4,500 hotels from across the globe participated in the survey, voting British tourists second from top in the list of World's Best Tourists. While we did come second to the Japanese, who were praised for their politeness and neatness, it surely is an honour to come so near the top and something that should help counter the myth that we are the "world's worst travellers".
And, yes, it was only hoteliers that participated in the study, but they as much as anyone are going to know how well different nationalities carry themselves while in foreign environments
Oh, but having just had a closer look at the press release, I realise there is a depressingly familiar catch to this piece of otherwise good news: Europeans voted us as the worst behaved when abroad.
Expedia's head of product marketing, Jonathon Cudworth, comments, "Being voted the worst tourists in the world by our closest neighbours highlights the fact that the 'Brits Abroad' moniker is a label we still haven't managed to shrug off.
"While we are in second place in the global best-tourist rankings, we clearly have a job to do to convince our European counterparts and those at home that we can be better behaved on holiday."
It is interesting that there should be such a discrepancy between the Europe-specific and world views on the UK tourist.
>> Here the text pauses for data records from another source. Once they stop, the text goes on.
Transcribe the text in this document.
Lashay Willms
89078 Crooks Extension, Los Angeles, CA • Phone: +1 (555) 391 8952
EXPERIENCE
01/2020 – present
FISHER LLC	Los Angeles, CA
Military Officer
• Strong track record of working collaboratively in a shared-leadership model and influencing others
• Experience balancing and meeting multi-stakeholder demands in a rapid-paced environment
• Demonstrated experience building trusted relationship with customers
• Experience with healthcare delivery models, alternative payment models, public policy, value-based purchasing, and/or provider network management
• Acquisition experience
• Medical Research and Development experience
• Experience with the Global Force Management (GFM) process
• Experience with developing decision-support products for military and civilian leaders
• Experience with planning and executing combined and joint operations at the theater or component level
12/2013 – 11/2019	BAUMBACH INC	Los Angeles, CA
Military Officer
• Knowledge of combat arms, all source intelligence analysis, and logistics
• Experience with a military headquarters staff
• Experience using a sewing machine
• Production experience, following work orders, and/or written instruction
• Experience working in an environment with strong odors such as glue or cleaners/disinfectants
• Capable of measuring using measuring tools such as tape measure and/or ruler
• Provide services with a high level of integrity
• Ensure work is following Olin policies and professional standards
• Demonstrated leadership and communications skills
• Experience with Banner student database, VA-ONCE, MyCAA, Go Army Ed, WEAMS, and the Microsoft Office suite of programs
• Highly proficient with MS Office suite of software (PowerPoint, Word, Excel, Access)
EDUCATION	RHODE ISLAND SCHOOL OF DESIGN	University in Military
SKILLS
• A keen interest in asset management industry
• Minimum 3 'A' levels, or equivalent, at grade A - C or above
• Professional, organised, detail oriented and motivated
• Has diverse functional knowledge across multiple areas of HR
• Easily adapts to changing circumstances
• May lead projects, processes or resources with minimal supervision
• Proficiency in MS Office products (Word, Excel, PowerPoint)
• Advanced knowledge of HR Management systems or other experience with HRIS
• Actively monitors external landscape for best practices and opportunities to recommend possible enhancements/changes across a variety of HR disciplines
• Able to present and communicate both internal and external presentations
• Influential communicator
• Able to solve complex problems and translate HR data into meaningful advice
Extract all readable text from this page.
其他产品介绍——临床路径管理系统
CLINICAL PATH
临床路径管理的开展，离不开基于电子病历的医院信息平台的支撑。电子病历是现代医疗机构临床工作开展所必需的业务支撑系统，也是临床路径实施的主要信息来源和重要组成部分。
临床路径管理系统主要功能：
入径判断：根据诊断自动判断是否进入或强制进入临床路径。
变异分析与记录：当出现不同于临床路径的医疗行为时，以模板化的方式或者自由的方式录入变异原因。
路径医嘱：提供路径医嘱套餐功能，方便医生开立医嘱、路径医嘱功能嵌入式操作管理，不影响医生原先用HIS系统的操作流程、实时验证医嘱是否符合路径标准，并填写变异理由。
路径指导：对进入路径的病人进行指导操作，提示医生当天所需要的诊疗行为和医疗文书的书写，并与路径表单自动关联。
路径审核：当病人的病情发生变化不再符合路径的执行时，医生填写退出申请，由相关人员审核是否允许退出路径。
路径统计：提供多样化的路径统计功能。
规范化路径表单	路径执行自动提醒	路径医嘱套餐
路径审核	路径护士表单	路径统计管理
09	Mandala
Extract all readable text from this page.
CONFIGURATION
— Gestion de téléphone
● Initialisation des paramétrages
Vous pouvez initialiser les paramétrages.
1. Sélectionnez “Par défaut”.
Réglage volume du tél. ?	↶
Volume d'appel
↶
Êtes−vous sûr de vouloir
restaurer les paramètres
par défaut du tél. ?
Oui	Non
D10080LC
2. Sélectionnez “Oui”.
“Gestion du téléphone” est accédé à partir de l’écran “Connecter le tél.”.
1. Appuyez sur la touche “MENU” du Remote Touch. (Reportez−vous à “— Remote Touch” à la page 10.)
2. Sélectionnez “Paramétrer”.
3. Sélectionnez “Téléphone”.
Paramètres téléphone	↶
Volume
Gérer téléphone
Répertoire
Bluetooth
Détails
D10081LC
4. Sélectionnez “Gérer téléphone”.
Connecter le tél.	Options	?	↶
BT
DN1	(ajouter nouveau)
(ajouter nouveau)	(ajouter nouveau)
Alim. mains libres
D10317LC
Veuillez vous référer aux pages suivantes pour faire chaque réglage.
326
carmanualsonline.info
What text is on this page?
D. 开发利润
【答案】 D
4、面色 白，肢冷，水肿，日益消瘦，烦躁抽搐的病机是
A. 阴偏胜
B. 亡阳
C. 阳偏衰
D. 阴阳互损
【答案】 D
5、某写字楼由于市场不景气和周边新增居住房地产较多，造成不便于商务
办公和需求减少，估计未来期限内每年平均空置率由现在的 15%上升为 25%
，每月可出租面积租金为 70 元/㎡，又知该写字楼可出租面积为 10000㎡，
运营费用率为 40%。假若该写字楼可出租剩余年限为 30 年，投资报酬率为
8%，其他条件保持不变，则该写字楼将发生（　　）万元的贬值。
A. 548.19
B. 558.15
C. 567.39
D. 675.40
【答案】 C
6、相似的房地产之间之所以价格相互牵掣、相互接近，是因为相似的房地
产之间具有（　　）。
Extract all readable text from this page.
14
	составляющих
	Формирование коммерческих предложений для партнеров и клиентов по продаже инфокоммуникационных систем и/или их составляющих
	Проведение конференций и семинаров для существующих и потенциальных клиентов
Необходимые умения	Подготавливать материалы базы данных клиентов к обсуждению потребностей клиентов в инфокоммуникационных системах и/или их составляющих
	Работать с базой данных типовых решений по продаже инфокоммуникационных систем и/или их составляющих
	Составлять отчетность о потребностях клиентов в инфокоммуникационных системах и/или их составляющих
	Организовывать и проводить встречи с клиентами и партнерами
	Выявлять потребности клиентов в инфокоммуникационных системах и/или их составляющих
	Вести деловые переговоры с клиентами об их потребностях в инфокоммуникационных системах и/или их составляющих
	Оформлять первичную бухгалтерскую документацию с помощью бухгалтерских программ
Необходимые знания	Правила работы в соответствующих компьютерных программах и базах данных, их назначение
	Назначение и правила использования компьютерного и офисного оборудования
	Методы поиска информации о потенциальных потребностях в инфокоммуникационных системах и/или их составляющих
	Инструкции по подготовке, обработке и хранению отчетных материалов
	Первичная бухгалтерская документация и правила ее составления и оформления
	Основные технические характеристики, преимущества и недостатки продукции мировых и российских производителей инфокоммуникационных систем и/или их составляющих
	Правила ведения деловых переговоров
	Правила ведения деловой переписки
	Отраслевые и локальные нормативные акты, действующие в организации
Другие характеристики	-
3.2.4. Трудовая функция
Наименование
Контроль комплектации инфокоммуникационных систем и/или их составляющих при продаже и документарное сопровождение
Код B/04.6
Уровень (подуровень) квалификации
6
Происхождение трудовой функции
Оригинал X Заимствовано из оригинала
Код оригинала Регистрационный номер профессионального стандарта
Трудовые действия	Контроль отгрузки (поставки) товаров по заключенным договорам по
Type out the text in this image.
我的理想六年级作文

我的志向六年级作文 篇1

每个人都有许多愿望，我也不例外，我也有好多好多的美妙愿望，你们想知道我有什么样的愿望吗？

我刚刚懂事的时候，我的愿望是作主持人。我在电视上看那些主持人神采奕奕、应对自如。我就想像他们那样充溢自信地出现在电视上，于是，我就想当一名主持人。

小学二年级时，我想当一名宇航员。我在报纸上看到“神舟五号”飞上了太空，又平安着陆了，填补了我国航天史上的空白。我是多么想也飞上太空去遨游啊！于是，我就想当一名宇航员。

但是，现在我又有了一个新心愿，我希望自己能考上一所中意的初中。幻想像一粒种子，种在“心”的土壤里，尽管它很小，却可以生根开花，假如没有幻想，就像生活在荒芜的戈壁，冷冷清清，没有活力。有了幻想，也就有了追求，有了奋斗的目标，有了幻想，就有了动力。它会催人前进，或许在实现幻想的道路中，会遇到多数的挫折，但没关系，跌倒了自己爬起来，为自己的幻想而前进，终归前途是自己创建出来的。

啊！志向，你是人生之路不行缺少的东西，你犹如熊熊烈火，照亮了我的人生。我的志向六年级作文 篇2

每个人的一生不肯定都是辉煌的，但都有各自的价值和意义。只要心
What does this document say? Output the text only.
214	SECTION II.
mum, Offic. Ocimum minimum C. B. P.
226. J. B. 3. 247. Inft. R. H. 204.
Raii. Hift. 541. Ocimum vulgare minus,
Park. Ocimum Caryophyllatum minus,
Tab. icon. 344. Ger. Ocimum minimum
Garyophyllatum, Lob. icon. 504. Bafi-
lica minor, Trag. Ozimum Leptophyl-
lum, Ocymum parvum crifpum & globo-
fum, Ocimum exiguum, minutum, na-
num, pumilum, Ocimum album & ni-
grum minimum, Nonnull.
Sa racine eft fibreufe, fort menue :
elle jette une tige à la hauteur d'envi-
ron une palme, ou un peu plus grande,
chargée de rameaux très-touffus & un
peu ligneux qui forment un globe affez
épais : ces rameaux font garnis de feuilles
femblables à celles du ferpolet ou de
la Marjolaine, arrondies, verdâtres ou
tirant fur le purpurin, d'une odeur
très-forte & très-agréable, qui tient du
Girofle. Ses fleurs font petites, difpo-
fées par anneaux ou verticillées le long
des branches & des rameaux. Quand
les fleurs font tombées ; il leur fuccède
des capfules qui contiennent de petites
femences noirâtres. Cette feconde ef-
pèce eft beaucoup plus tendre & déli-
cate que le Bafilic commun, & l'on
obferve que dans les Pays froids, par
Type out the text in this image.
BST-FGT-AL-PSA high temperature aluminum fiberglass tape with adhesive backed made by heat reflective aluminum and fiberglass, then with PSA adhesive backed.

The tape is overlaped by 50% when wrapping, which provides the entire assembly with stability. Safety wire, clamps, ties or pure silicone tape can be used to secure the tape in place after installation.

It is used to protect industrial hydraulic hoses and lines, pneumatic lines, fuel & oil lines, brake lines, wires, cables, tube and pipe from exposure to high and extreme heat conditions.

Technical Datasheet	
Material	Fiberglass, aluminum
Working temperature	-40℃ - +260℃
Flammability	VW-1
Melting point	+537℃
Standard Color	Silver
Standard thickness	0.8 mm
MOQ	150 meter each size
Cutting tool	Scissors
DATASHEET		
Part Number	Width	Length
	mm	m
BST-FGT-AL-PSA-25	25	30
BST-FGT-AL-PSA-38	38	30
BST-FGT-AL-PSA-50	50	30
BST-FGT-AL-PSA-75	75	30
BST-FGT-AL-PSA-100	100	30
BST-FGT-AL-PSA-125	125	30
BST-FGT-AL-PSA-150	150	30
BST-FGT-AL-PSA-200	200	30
Does it tell us something about ourselves, perhaps about the type of UK tourist who prefers to holiday in Europe?
Maybe it's simply that we are more carefree when holidaying relatively close to home, so indulge in the sort of reckless and arrogant behaviour that invites suffering some form of holiday accident or another. Or could the discrepancy perhaps tell us something about the anti-British sentiment of many Europeans?
Whatever the case, I'm just glad we're not viewed as negatively as the French. Worldwide they were voted as the worst tourists for their "rudeness", "meanness", "arrogance" and "shockingly poor linguistic ability". Oh well, at least they can comfort themselves with the knowledge that they usually cause offence in an elegant fashion, coming as they did third in the elegance stakes.
What the list doesn't tell us is anything about how which nationality makes the most holiday accident claims. For that we'd need personal injury solicitors from across the globe to pool their respective experiences into a worldwide database, and experience suggests that simply isn't going to happen soon.